The most sophisticated criminal organizations launder their money. They have accounts in tax havens and through a network of enterprises can justify their expenses. However, since the Inland Revenue have more resources to detect illegal business groups, many mafias are being forced to change the strategy.
Once the money is in havens, it is time to spend it. Depending on the criminal groups, money is just destined to personal expenditures, investment in new resources or dedicated to other aims. On average, most part of organised criminals tend to allocate their personal profits to purchase luxury-quality goods. Iâve observed a tendency of many criminals to buy homes near shore areas, many of them also have properties in well located cities and towns. Many police raids ends with the seizure of one or more luxury vehicles as well.
The most thoughtful criminals invest part of the earnings in improving their resources. Which is right now a clear tendency among those. Besides, they know that the more they show off their prosperity, the more chances to be caught there will be.
Insights, prospects and conclusions
Over all things, the reader should keep in mind that Spanish organised crime, in fact, is not only Spanish it is shared by entities of other parts of the world.
Firstly, the lack of experience of our nationals is made up by the experience brought by foreigners. Spaniards are doing their job and they are reaching the same level of sophistication as criminals in other parts of the world. Foreigners brought the know-how required to settle entire control chains, planning, financing and so forth.
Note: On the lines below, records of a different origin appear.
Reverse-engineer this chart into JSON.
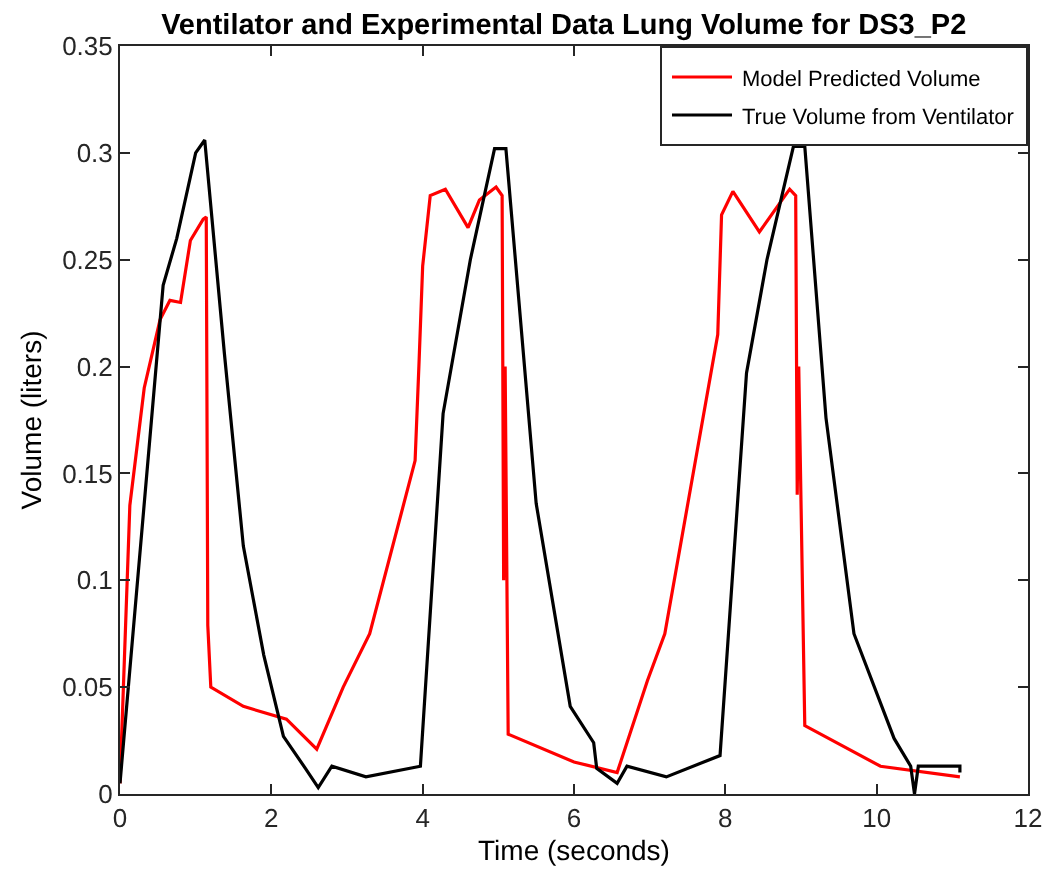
{
  "chart_data": {
    "type": "line",
    "title": "Ventilator and Experimental Data Lung Volume for DS3_P2",
    "xlabel": "Time (seconds)",
    "ylabel": "Volume (liters)",
    "xlim": [
      0,
      12
    ],
    "xticks": [
      0,
      2,
      4,
      6,
      8,
      10,
      12
    ],
    "ylim": [
      0,
      0.35
    ],
    "yticks": [
      0,
      0.05,
      0.1,
      0.15,
      0.2,
      0.25,
      0.3,
      0.35
    ],
    "grid": false,
    "legend": "top right",
    "line_style": "solid",
    "marker": "none",
    "series": [
      {
        "name": "Model Predicted Volume",
        "color": "#ff0000",
        "x": [
          0,
          0.13,
          0.32,
          0.53,
          0.66,
          0.8,
          0.93,
          1.1,
          1.14,
          1.16,
          1.2,
          1.63,
          2.2,
          2.6,
          2.95,
          3.3,
          3.9,
          3.95,
          4.0,
          4.1,
          4.3,
          4.6,
          4.75,
          4.97,
          5.05,
          5.07,
          5.09,
          5.13,
          6.0,
          6.57,
          6.97,
          7.2,
          7.9,
          7.95,
          8.1,
          8.45,
          8.85,
          8.93,
          8.95,
          8.97,
          9.05,
          10.05,
          11.1
        ],
        "values": [
          0.005,
          0.135,
          0.19,
          0.222,
          0.231,
          0.23,
          0.259,
          0.269,
          0.27,
          0.079,
          0.05,
          0.041,
          0.035,
          0.021,
          0.05,
          0.075,
          0.156,
          0.2,
          0.247,
          0.28,
          0.283,
          0.265,
          0.278,
          0.284,
          0.28,
          0.1,
          0.2,
          0.028,
          0.015,
          0.01,
          0.053,
          0.075,
          0.215,
          0.271,
          0.282,
          0.263,
          0.283,
          0.28,
          0.14,
          0.2,
          0.032,
          0.013,
          0.008
        ]
      },
      {
        "name": "True Volume from Ventilator",
        "color": "#000000",
        "x": [
          0,
          0.57,
          0.75,
          1.0,
          1.12,
          1.38,
          1.63,
          1.9,
          2.16,
          2.45,
          2.62,
          2.8,
          3.25,
          3.97,
          4.27,
          4.63,
          4.95,
          5.1,
          5.5,
          5.95,
          6.26,
          6.3,
          6.57,
          6.7,
          7.22,
          7.93,
          8.28,
          8.55,
          8.9,
          9.05,
          9.33,
          9.7,
          10.23,
          10.45,
          10.5,
          10.55,
          11.1,
          11.1
        ],
        "values": [
          0.005,
          0.238,
          0.26,
          0.3,
          0.306,
          0.206,
          0.116,
          0.065,
          0.027,
          0.012,
          0.003,
          0.013,
          0.008,
          0.013,
          0.178,
          0.25,
          0.302,
          0.302,
          0.136,
          0.041,
          0.024,
          0.012,
          0.005,
          0.013,
          0.008,
          0.018,
          0.197,
          0.25,
          0.303,
          0.303,
          0.176,
          0.075,
          0.026,
          0.013,
          0.0,
          0.013,
          0.013,
          0.01
        ]
      }
    ]
  }
}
Secondly, income is growing because the growth of experience and expertise, providing mafias with more resources to expand. Mafias are better associated, better equipped and better organised, making the labour of the law and enforcement harder than ever.
Thirdly, the secret to criminal activity in Spain thriving is diversification. In Spain, there are enough resources and a favourable legal framework to do so. On the other hand, Spanish criminals have no inherited traditions in their business, they compete with the rest of the mafias in the same markets, except for prostitution. In that segment, Spaniards are a minority.
Fourthly, technology and globalization force legal and illegal businesses to sophisticate their procedures.